# Some notes taken for studying pytorch

## What:
It covers common patterns found in most deep learning libraries

## What are the building blocks in pytorch
- **Tensors**: equavilents of np.array, directly working with many operations provided in `torch` module
- **Variables**: think wrappers of Tensors - most layers in `nn` module would expect a Variable input than a Tensor. Compared to raw tensors, Variables remember the dependencies among them, and thus can do the autograd.
- **Operations**: `torch` module provides low level operations (most of them are applicable to tensors and variables). `nn` module provides high level layers (simliar to `tf.contrib.layers`), and most of them expects "Variables" than "Tensors".
- **Layers**: layers in `nn` function are functors (function objects with states). It expects a Variable input and returns a Variable output.
- **Models**: Models (derived from `nn.Module`) are essentially layers? Most importantly, it must implement `forward` and `backward` (auto implemented) methods for the bidirectional computation. Use `parameters()` to get all its parameters and `children()` to get all its layers/submodels. 
- **Sequential**: a container of different layers into a submodel. it is a container to help organize linearly stacked layers.
- **loss function**: it is just another variable with dependencies on all other variables. `loss.backward()` is usually the start of back-propagation.
- **optimizer**: the optimizer in pytorch is quite lightwight compared to other frameworks. It takes a list of parameters (usually from a call to `model.parameters()`) and do all the house-keeping - `zerograd()`, `step()` (do backward for each param one by one and update them) and etc.
- **dataset**: a dataset (`torchvision.datasets`) is conceptually a list (with `__getitem__()` and `__len__()` implementation. It is usually used preprocessing transforms (a pipe of multipe steps) and wrapped in a data loader.
- **dataloader** (`torch.utils.data.DataLoader`) is the "batch generator" with multiple thread support.

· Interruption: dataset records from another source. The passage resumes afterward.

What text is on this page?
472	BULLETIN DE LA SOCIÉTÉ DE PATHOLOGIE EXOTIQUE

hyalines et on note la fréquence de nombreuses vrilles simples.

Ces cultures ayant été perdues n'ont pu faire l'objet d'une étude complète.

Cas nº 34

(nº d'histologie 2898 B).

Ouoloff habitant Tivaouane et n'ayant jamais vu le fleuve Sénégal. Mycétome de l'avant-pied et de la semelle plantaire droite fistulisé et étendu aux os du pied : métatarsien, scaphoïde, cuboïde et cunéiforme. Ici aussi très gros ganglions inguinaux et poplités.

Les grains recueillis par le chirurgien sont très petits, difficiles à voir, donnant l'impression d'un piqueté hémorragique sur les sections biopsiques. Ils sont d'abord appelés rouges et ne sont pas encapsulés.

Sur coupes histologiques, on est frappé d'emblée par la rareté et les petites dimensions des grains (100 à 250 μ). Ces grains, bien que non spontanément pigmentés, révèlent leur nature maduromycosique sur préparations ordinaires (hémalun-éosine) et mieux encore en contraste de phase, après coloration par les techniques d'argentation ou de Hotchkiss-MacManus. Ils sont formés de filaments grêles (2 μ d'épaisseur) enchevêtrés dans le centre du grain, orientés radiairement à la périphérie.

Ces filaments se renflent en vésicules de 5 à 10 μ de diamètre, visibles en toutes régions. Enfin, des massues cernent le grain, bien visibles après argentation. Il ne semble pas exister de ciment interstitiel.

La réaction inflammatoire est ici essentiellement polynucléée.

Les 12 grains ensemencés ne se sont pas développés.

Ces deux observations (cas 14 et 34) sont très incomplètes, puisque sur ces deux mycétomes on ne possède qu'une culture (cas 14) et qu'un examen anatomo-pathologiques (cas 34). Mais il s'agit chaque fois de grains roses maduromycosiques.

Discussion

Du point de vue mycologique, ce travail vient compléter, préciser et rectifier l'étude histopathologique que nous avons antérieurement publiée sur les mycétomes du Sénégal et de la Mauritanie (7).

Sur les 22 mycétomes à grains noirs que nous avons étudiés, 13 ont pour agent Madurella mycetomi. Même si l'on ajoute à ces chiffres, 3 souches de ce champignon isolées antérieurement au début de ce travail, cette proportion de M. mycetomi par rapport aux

It has an iterator interface, which can be directly used in a loop or with `iterator()`.


## How to use regularization

## How to use weights initialization

## How to use batch normalization
- nn.BatchNorm2d takes dim (# of neurons) as input
- Use `model.eval()` to switch to eval mode (so BN will use recorded moving mean/variance).  
- Batchnorm usually used before nonlinear activation

## How to group layers into blocks (e.g., for resnet)
- Use `Sequential` to group layers into blocks

## How to calculate image size in cnn with padding and kernel_size, and how to use the correct padding to implement “SAME” mode
- new_image_size = image_size + padding * 2 - kernel_size + 1.
- So to achieve “SAME” mode, choose a odd number as kernel_size, use padding = (kernel_size-1) // 2

## How to change “training/evaluation” mode of a model (e.g., for batch normalisation, or dropout)
- Under the hood, the status is kept as the boolean indicator of model in `training`, it can be switched by `model.train(True/False)`, and `model.eval()==model.train(False)`

## How to freeze certain variables (or parameters). Two ways to specify a “trainable” parameter
- passing a list of variables that you want to optimize (e.g., model.parameters()) to the constructor of the optimiser - you can choose to pass the input variables into optimiser as well in some case (e.g., deep dreams)
- An optimiser will only update variables that are explicitly passed to its constructors, and with `requires_grad` member = True. So turn off `requires_grad` will prevent optimiser to update a variable.